Watch for limitations. Not every endpoint security policy type is available for Defender-only management. As of this writing, supported profiles include Antivirus, Firewall, Attack Surface Reduction, and Endpoint Detection and Response (EDR) settings. Disk encryption (BitLocker) and Account Protection policies still require full Intune enrollment. Additionally, policy reporting for Defender-only devices shows a subset of information compared to fully managed devices; you won’t see detailed per-setting status for all policies.
Outlook
This move signals Microsoft’s intent to make security settings management a first-class citizen independent of device enrollment. Expect the list of supported policy types to expand over the coming months, potentially covering all endpoint security profiles.
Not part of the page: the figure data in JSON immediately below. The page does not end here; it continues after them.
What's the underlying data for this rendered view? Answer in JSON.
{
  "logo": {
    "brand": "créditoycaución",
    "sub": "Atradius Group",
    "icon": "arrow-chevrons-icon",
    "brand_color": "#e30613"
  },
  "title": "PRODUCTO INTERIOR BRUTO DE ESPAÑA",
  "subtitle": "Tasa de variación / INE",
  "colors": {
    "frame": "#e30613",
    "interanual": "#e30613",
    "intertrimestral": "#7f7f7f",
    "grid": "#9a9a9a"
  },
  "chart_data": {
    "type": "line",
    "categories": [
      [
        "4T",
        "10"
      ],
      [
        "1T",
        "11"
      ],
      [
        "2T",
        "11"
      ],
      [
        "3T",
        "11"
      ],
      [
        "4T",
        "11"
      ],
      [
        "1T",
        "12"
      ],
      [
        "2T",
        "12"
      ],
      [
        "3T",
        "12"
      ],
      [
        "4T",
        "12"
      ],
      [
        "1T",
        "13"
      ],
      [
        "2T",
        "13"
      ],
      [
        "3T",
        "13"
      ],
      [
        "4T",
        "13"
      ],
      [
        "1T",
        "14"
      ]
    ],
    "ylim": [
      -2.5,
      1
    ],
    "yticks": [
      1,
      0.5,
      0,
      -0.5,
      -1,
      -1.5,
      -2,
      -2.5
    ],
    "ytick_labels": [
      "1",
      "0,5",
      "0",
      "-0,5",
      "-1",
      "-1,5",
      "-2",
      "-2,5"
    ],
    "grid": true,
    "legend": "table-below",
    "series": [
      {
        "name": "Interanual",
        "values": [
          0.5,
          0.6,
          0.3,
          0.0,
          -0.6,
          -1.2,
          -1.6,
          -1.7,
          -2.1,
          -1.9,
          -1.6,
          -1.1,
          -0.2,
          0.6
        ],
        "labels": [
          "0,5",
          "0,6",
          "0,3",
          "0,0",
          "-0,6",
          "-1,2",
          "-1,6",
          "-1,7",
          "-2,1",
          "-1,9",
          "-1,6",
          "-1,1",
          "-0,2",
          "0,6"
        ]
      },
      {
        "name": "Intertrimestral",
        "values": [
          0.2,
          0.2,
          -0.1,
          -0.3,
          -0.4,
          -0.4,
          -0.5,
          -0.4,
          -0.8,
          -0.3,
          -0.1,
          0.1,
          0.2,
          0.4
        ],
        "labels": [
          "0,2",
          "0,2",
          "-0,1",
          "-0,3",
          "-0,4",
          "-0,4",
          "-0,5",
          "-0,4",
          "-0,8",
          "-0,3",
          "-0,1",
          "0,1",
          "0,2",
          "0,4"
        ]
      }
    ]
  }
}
The long-term vision likely involves full parity between the Defender and Intune management channels, blurring the line between enrolled and merely onboarded devices.
More interestingly, this could be a stepping stone toward a future where Group Policy for security settings is gradually deprecated in favor of cloud-based baselines. Microsoft has already hinted at a “cloud-first, AI-powered” endpoint management strategy. For organizations still relying on on-premises Active Directory and Group Policy, now is the time to start experimenting with these cloud tools – even for servers – so you’re not caught off guard when the next chapter of Windows management arrives.